Menjelang anniversary pacaran kita yang ke-6, aku punya kejutan yang serius untukmu.
Aku sudah membeli cincin yang dibeli dari tabunganku yang tidak seberapa.
Aku — sambil tersenyum-senyum sendiri — bahkan sudah membayangkan bagaimana rupa anak kita berdua kelak.
Aku sudah siap melalui hari-hari yang penuh senyum dan bahagia!
Pukul enam lima belas, aku masih ingat.
Tanganmu menolak sodoran cincin pemberian dariku.
‘Maaf, aku nggak bisa.’ katamu.
Kau menolak untuk melangkah ke jenjang lebih serius.
Segala kemungkinan buruk sudah aku perkirakan, tapi aku nggak menyangka kalau aku sudah gagal di awal.
Semua hal-hal pahit sudah siap untuk aku hadapi, lalu kenapa kau tega membiarkan diriku tenggelam sebelum saatnya tiba?
Dari segala takdir baik yang menanti, kenapa kau mendorongku ke lembah yang sangat dalam bernama patah hati?
Kini, enam bulan setelah momen itu, aku ingin tahu kabarmu lagi.
Pesan-pesan tak terbaca darimu, aku buka dengan menarik nafas dalam-dalam.
Isinya hanya permintaan maaf dan ucapan terima kasih telah menemani selama enam tahun belakangan, tidak ada yang spesial.
Aku bahkan nggak tahu alasanmu menolakku saat itu.
Di saat aku selesai membaca semuanya, ada satu pesan dari kakakmu yang juga belum aku buka ternyata.
Kedekatan kami berdua memang cukup hangat, kakakmu yang dulu paling ngebet agar aku segera menikahimu.
Aku hanya menebak kalau pesan dari kakakmu adalah ucapan terima kasih juga, sama seperti pesanmu yang aku rasa hanya formalitas belaka.
‘Adikku sudah menikah kemarin. Terima kasih, ya, sudah menjaganya.
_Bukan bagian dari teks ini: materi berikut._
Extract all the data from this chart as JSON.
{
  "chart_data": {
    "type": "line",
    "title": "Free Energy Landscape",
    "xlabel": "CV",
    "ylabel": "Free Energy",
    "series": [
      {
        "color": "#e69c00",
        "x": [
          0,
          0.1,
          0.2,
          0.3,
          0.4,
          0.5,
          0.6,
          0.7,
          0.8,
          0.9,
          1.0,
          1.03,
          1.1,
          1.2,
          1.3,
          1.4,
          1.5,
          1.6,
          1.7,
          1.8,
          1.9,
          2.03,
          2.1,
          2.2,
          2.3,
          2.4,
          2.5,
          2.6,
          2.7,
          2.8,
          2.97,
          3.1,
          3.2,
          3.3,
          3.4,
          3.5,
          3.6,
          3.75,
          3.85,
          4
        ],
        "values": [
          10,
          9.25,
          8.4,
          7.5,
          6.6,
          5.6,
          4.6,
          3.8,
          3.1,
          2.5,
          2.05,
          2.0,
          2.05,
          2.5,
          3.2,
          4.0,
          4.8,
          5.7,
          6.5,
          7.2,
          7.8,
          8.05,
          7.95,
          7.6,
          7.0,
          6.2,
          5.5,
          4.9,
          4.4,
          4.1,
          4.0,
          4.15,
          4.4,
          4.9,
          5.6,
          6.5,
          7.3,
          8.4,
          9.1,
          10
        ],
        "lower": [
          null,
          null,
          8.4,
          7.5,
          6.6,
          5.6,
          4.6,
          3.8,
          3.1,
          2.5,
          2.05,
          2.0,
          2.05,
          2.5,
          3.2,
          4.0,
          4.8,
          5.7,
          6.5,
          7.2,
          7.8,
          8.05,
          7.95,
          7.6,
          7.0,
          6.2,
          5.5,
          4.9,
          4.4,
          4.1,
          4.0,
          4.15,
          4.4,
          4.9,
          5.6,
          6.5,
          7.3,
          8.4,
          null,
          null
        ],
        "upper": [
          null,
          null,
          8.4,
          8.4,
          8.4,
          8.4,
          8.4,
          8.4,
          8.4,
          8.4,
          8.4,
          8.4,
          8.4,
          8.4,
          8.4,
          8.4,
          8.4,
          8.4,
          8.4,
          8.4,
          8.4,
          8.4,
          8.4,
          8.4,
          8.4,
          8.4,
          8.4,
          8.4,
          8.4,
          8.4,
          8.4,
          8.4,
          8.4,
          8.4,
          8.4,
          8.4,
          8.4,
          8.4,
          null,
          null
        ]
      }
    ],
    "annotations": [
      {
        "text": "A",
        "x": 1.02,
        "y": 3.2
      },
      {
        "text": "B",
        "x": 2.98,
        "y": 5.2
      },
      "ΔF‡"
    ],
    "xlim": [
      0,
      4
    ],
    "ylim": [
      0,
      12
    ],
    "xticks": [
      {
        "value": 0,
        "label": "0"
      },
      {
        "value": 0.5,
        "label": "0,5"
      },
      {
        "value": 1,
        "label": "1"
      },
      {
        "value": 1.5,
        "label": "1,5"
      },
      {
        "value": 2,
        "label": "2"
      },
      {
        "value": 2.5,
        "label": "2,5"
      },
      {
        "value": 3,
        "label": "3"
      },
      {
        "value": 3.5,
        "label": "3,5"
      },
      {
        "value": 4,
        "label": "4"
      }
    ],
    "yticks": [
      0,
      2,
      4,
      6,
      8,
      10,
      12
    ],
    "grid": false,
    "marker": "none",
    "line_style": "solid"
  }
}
Jujur, kau adalah pria yang baik.’
Pesan dari kakakmu membuatku tersentak.
Secepat itukah kau melupakan semua memori yang pernah kita bangun?
Semudah itukah kau menerima orang lain dalam hidupmu setelah melalui proses panjang bersamaku?
Tapi, benakku hanya kesal untuk beberapa menit saja.
Setelah tahu kalau kamu sudah menikah, aku mencari tahu nomor teleponmu.
Tentu saja bukan untuk menanyakan kenapa secepat itu dan lain-lain, aku hanya ingin memberi selamat.
Aku menyadari kalau bukan cincin pemberianku yang akan kau kenakan di tanganmu yang cantik, juga bukan senyumku yang akan kau lihat setiap pagi.
Ternyata, bukan diriku orangnya.
Dengan menahan air mata, aku mulai mengetik pesan selamat untukmu.